▼ その手で確かめて
「話がある」
深刻そうな顔をしてそう切り出した彼の後ろをついていく。
無言
静かな廊下に二人分の足音だけが空気を震わせている。
非常口から外に出ると、キースが振り向いた。やっぱり深刻そうな顔だ。
「リツ、その……頭がおかしいと思われても仕方が無いと思うのだが……」
「どうしたんですスカイハイ」
たっぷりためらった後、スカイハイはゆっくりと口を開いた。
「男同士なのにこんなことを言うのは間違っているかもしれないが……」
あ、これは展開読めたぞ。
「君を見ていると胸が苦しいんだ!視界にいないと常にリツを探してしまう……」
うーん、それは多分、恋です。
「リツのことを好きになってしまった」
本当は私は女だよ。
でもそれは言ってはいけない契約だから。
「スカイハイ、あなたはどうしたいですか?」
「どう……私を気持ち悪いと思わないのかい?」
そんな目で見ないでください。
捨てられた犬を彷彿とさせるような、すがるような目。
「思いません。

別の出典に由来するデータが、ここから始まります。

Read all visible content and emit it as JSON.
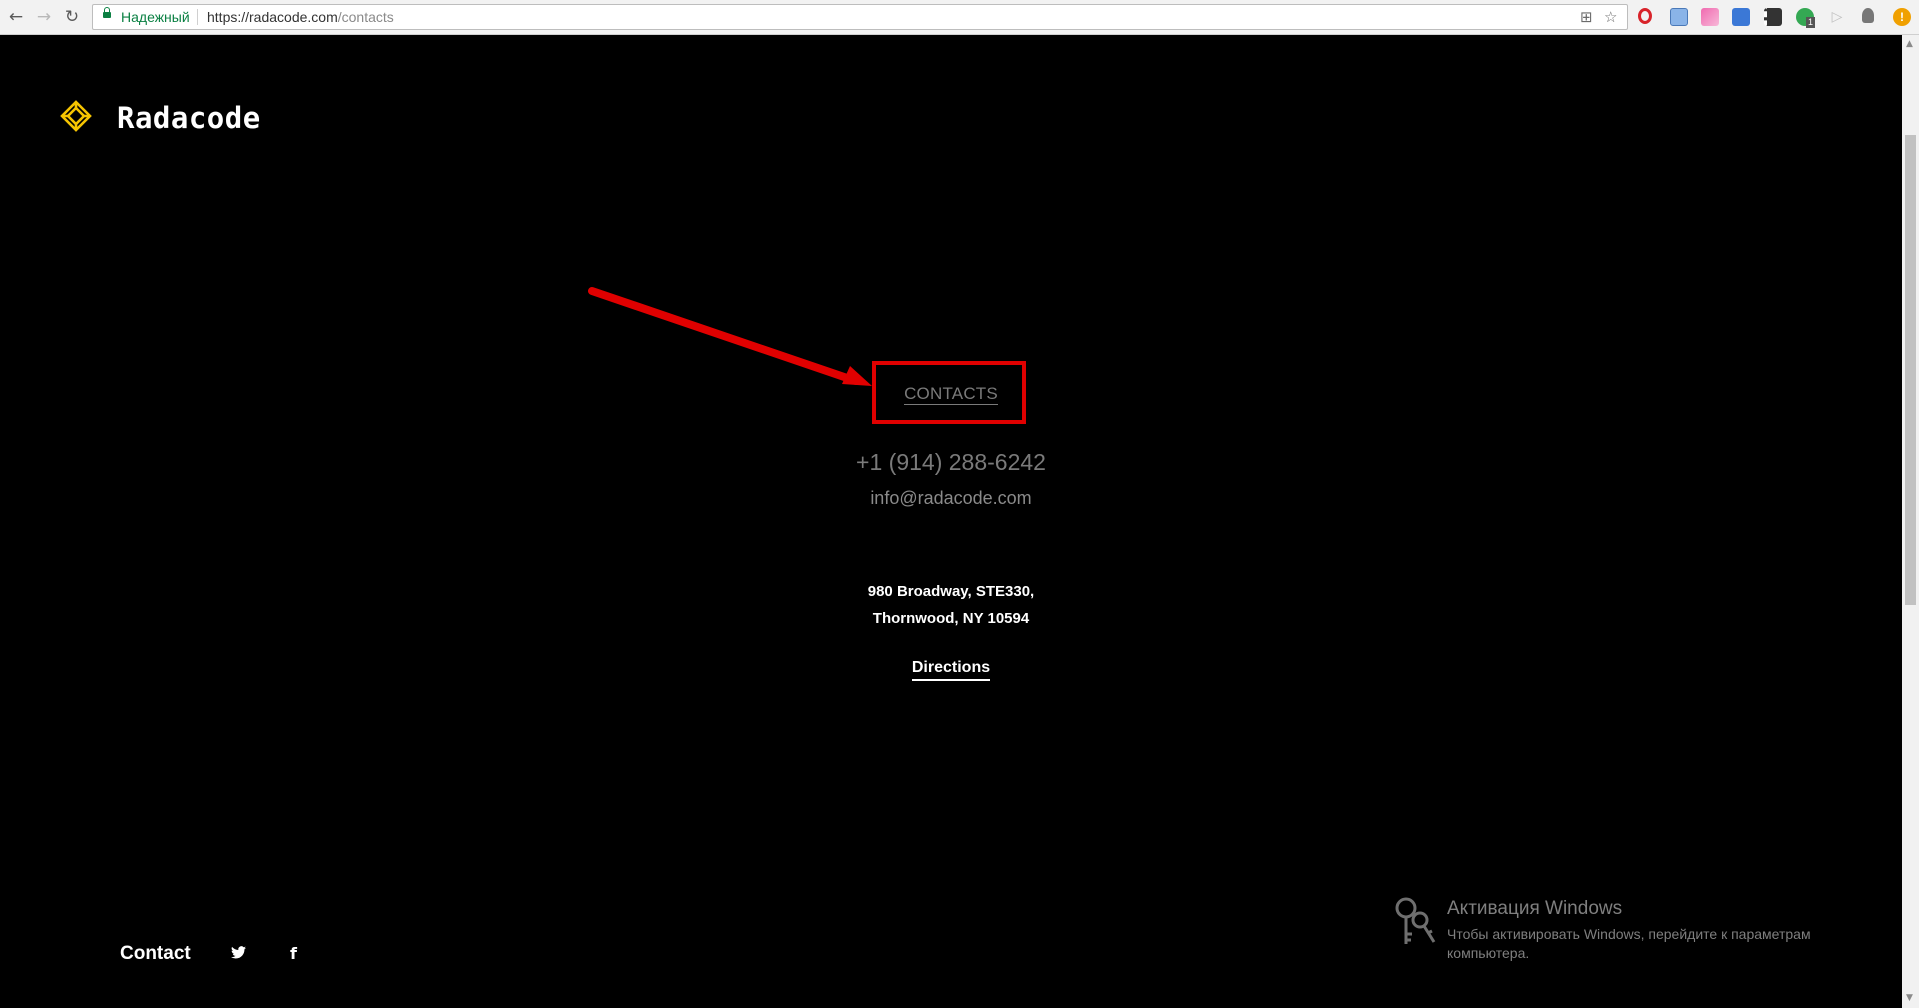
{
  "browser": {
    "secure_label": "Надежный",
    "url_host": "https://radacode.com",
    "url_path": "/contacts",
    "icons": [
      "back-arrow-icon",
      "forward-arrow-icon",
      "reload-icon",
      "lock-icon",
      "translate-icon",
      "star-icon",
      "opera-icon",
      "extension-icon",
      "extension-icon",
      "translate-extension-icon",
      "film-icon",
      "shield-check-icon",
      "play-icon",
      "lightbulb-icon",
      "warning-icon"
    ],
    "extension_badge": "1"
  },
  "header": {
    "brand_name": "Radacode",
    "logo_color": "#f5c400"
  },
  "contacts": {
    "link_label": "CONTACTS",
    "phone": "+1 (914) 288-6242",
    "email": "info@radacode.com",
    "address_line1": "980 Broadway, STE330,",
    "address_line2": "Thornwood, NY 10594",
    "directions_label": "Directions"
  },
  "annotation": {
    "color": "#e00000"
  },
  "footer": {
    "contact_label": "Contact",
    "twitter_glyph": "🐦",
    "facebook_glyph": "f"
  },
  "windows_watermark": {
    "title": "Активация Windows",
    "subtitle": "Чтобы активировать Windows, перейдите к параметрам компьютера."
  }
}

ファイヤーさん曰く恋する気持ちは何人たりとも邪魔する事は出来ないそうです」
「私は難しいことはわからないよ」
「簡単ですよ。スカイハイが私に好意を持ってくれていることはわかりました。それで、スカイハイはどうしたいですか?」
「……名前で呼んで欲しい」
「わかりましたキース・グッドマン」
「それから……」
「それから?」
キースはうつむいてしまった。
「リツと時間を、楽しい時も辛い時も全て共有したい」
「そうしよう。私もキースとそうなれたらいいなと思ってましたよ」
そう言えばキースは破顔した。
私より歳上なのに可愛らしいと感じるのはおかしいだろうか。
「私はスポンサーとの契約上決して口にできないことがあります」
「うん?」
「今夜お暇ですか?私の家に来れば、きっと貴方の憂いを払えると思います」
「それはどういう……」
「スポンサーとの契約上言えません。言えないのです。ですから、キース自身が確かめてみればきっと……」
そうか、と彼は笑った。
私の言いたい言えないことは伝わっただろうか。